The episode has received negative reviews from critics. Colin Jacobson of DVD Movie Guide gave the episode a negative review saying "After two pretty good shows, Season 12 encounters mediocrity with “Poppy”. At no point does the program become poor, but it just lacks many real laughs. Outside of some amusing book fair cameos, this one fails to deliver much zing, and it tends to drag." Mark Naglazas of The West Australian called the episode "disappointing". He remarked that it and "A Tale of Two Springfields" (which premiered the same night in Australia) were "so surreal they would have Salvador Dalí scratching his head". However, he identified John Updike's guest appearance as an example of "sophisticated comedy". The Daily Telegraph said, "The episode gets lost in a quagmire of guest stars. The names range from the sublime to the ridiculous, or to be exact, from Pulitzer Prize-winning author John Updike to actor Drew Barrymore. The script seems designed only to fit in as many big names as possible. Oh for the days when it was the other way round and guest stars fitted in with the script." Judge Mac McEntire of DVD Verdict said the best moment in "Insane Clown Poppy" was Fat Tony and the violin.

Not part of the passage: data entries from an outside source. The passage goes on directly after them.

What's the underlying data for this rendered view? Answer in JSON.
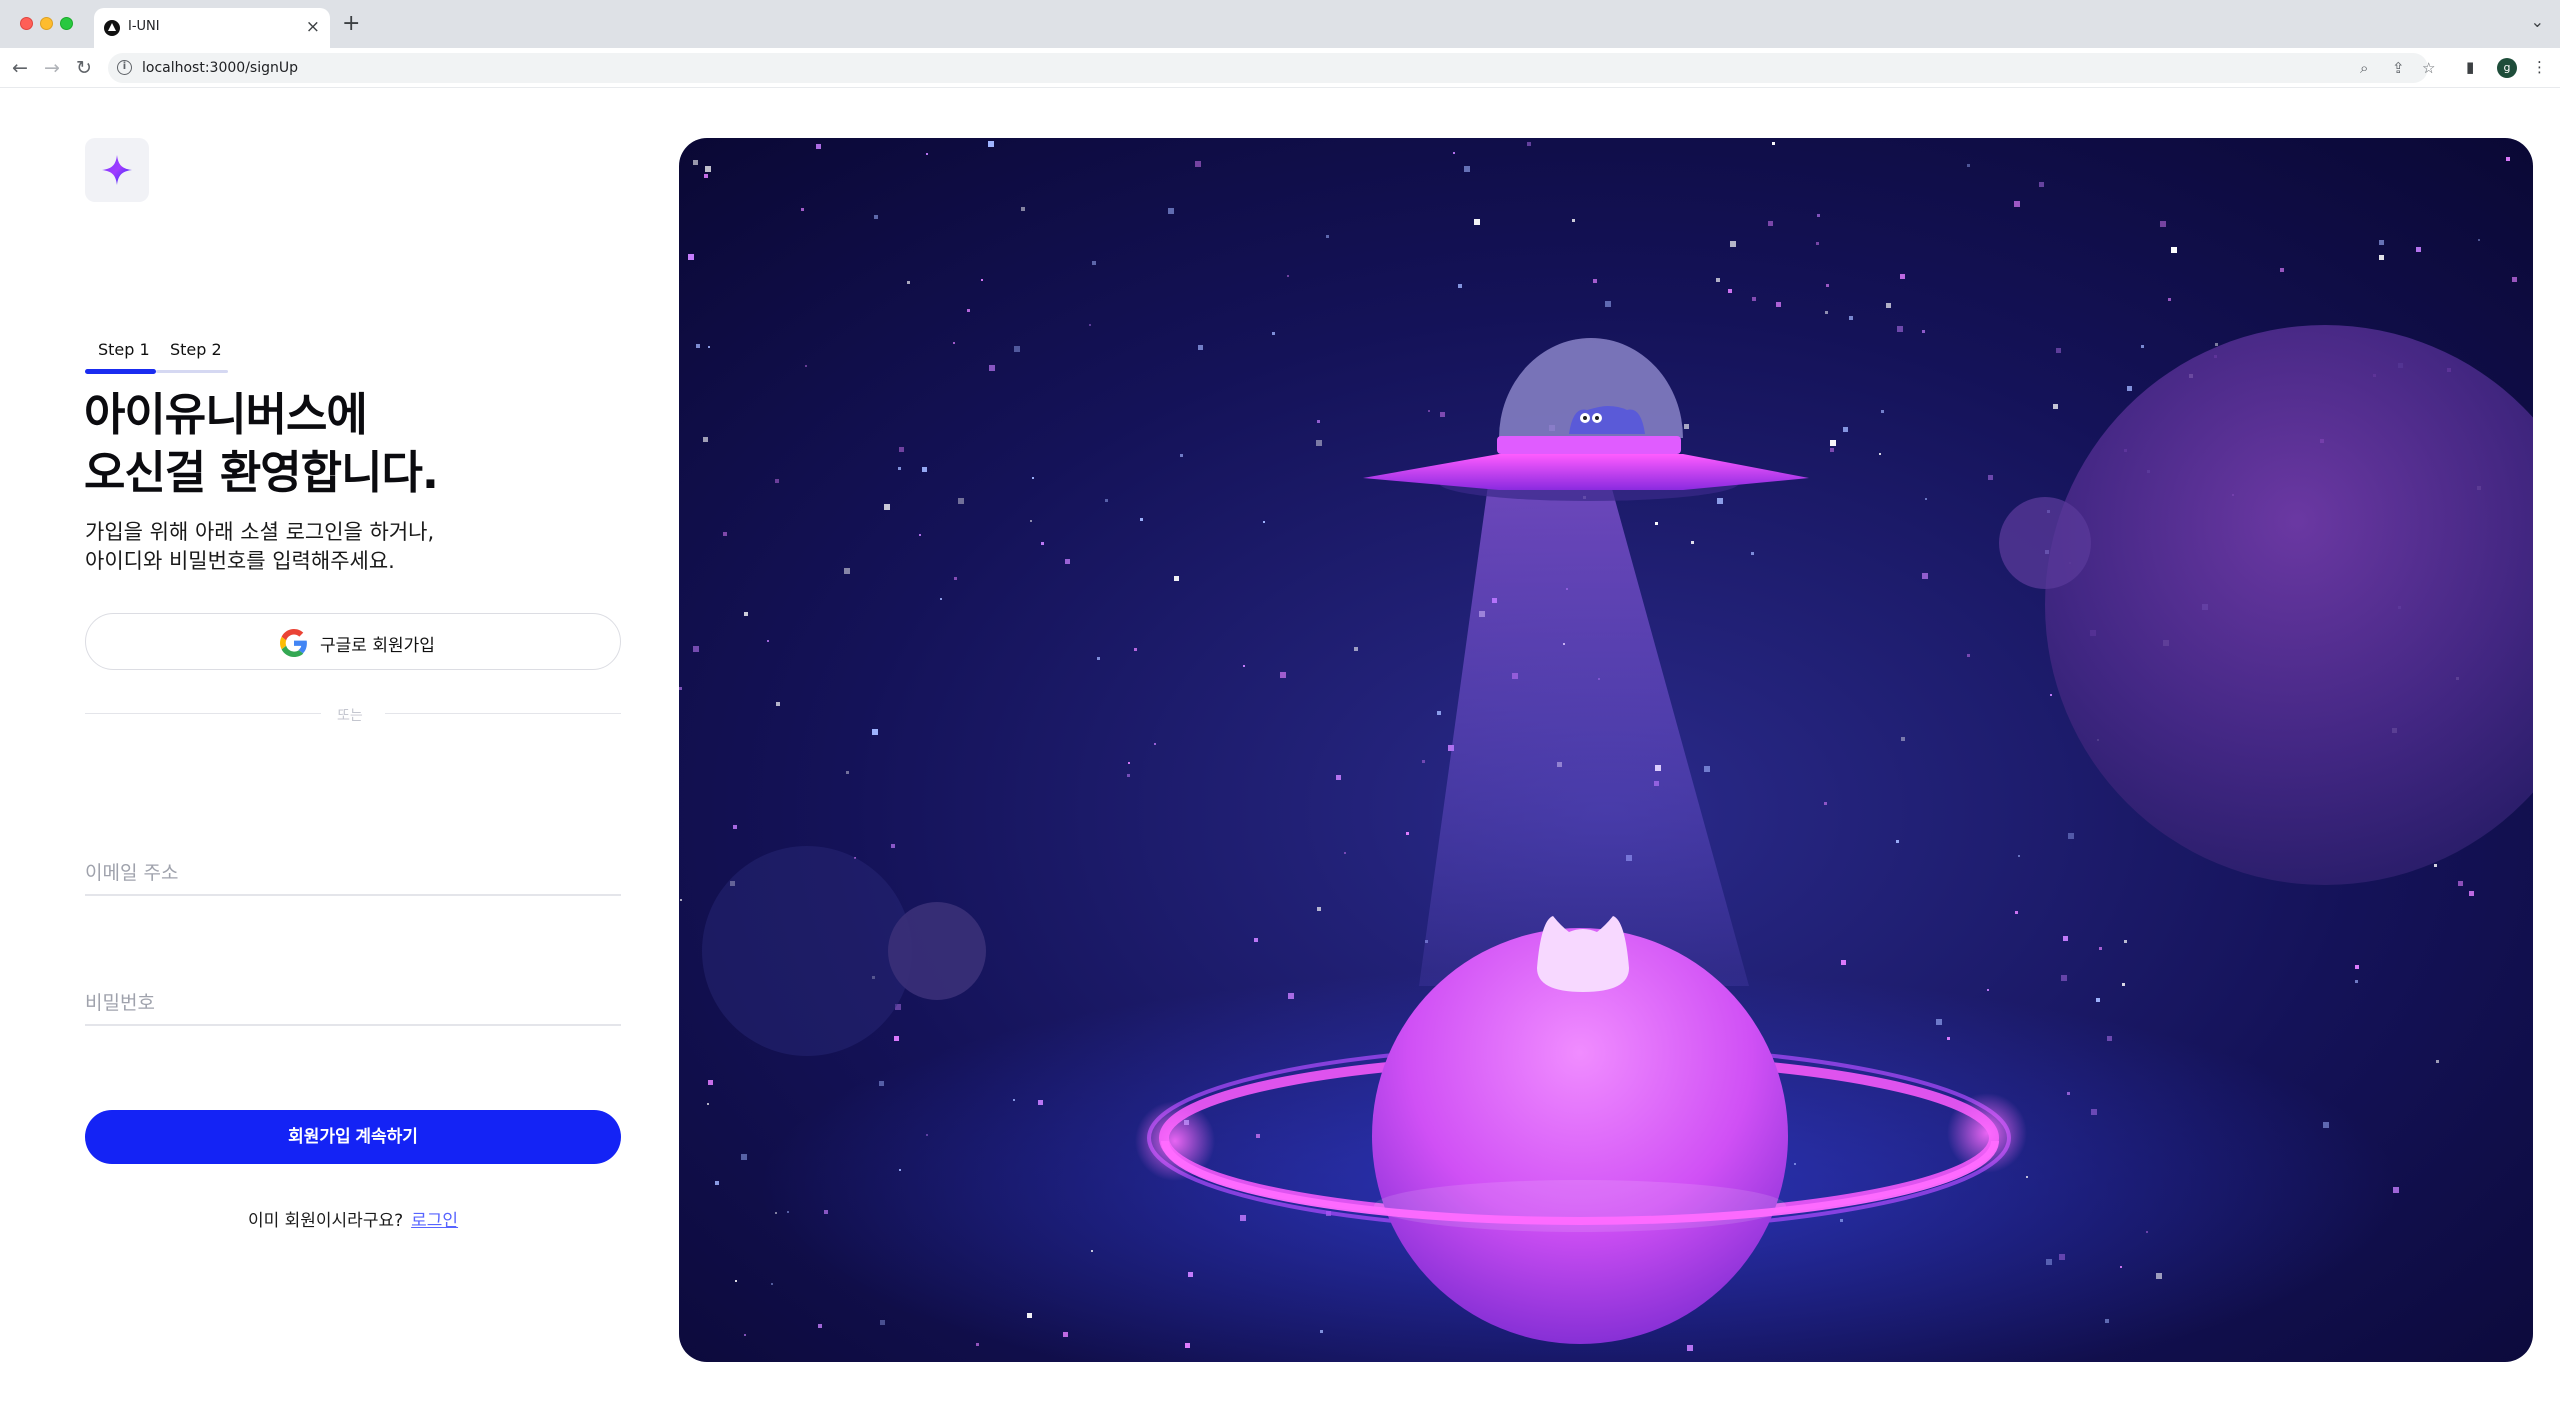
{
  "browser": {
    "tab_title": "I-UNI",
    "url": "localhost:3000/signUp",
    "profile_initial": "g"
  },
  "signup": {
    "steps": [
      "Step 1",
      "Step 2"
    ],
    "active_step": 1,
    "headline_line1": "아이유니버스에",
    "headline_line2": "오신걸 환영합니다.",
    "sub_line1": "가입을 위해 아래 소셜 로그인을 하거나,",
    "sub_line2": "아이디와 비밀번호를 입력해주세요.",
    "google_button": "구글로 회원가입",
    "divider": "또는",
    "email_placeholder": "이메일 주소",
    "password_placeholder": "비밀번호",
    "submit_button": "회원가입 계속하기",
    "already_member": "이미 회원이시라구요?",
    "login_link": "로그인"
  },
  "colors": {
    "primary": "#1423f5",
    "link": "#5764ff",
    "hero_bg_dark": "#0b0a3a",
    "planet_magenta": "#d64dff"
  }
}
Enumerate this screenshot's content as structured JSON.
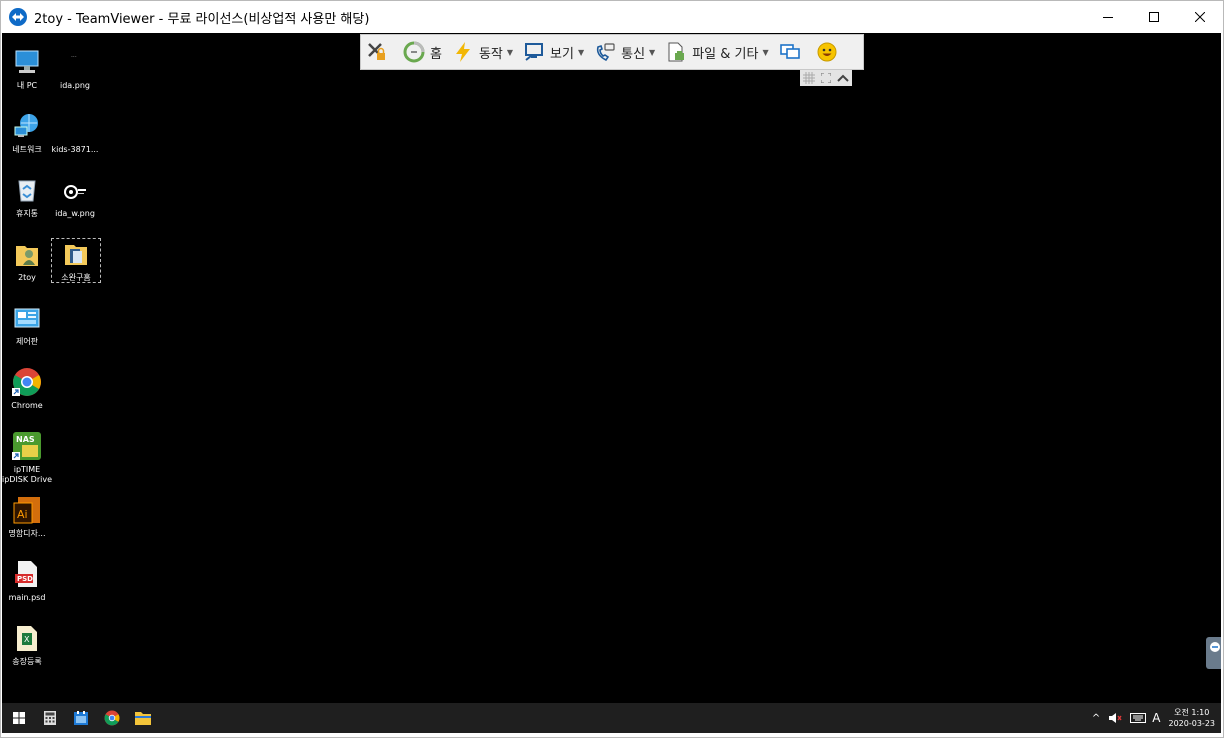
{
  "window": {
    "title": "2toy - TeamViewer - 무료 라이선스(비상업적 사용만 해당)"
  },
  "toolbar": {
    "items": [
      {
        "label": "",
        "icon": "close-session-icon"
      },
      {
        "label": "홈",
        "icon": "home-icon"
      },
      {
        "label": "동작",
        "icon": "lightning-icon"
      },
      {
        "label": "보기",
        "icon": "view-monitor-icon"
      },
      {
        "label": "통신",
        "icon": "phone-chat-icon"
      },
      {
        "label": "파일 & 기타",
        "icon": "file-transfer-icon"
      }
    ]
  },
  "desktop": {
    "icons": [
      {
        "label": "내 PC",
        "icon": "computer-icon"
      },
      {
        "label": "ida.png",
        "icon": "image-file-icon"
      },
      {
        "label": "네트워크",
        "icon": "network-icon"
      },
      {
        "label": "kids-3871...",
        "icon": "image-file-icon"
      },
      {
        "label": "휴지통",
        "icon": "recycle-bin-icon"
      },
      {
        "label": "ida_w.png",
        "icon": "image-file-icon"
      },
      {
        "label": "2toy",
        "icon": "user-folder-icon"
      },
      {
        "label": "소완구홈",
        "icon": "folder-icon"
      },
      {
        "label": "제어판",
        "icon": "control-panel-icon"
      },
      {
        "label": "Chrome",
        "icon": "chrome-icon"
      },
      {
        "label": "ipTIME ipDISK Drive",
        "icon": "nas-icon"
      },
      {
        "label": "명함디자...",
        "icon": "illustrator-icon"
      },
      {
        "label": "main.psd",
        "icon": "psd-file-icon"
      },
      {
        "label": "송장등록",
        "icon": "excel-file-icon"
      }
    ]
  },
  "taskbar": {
    "ime": "A",
    "time": "오전 1:10",
    "date": "2020-03-23"
  }
}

===John Updike's reflection===
John Updike described the experience of appearing on The Simpsons to a crowd at the University of Cincinnati in 2001, and his reflections were recorded in the book Updike in Cincinnati. Updike exclaimed vigorously, "I can't claim to be a morbidly avid fan, but I'm basically well-disposed toward The Simpsons, and was flattered to be asked to be one of the many voices that they work into the endless saga of Springfield ... It was the kind of invitation to which you can't say no. I did notice that Amy Tan and Stephen King got many more lines in the episode than I did." He joked that he struggled with the chuckle he had to perform in the episode, saying, "How do you chuckle over a microphone ... to make it worthy of The Simpsons?"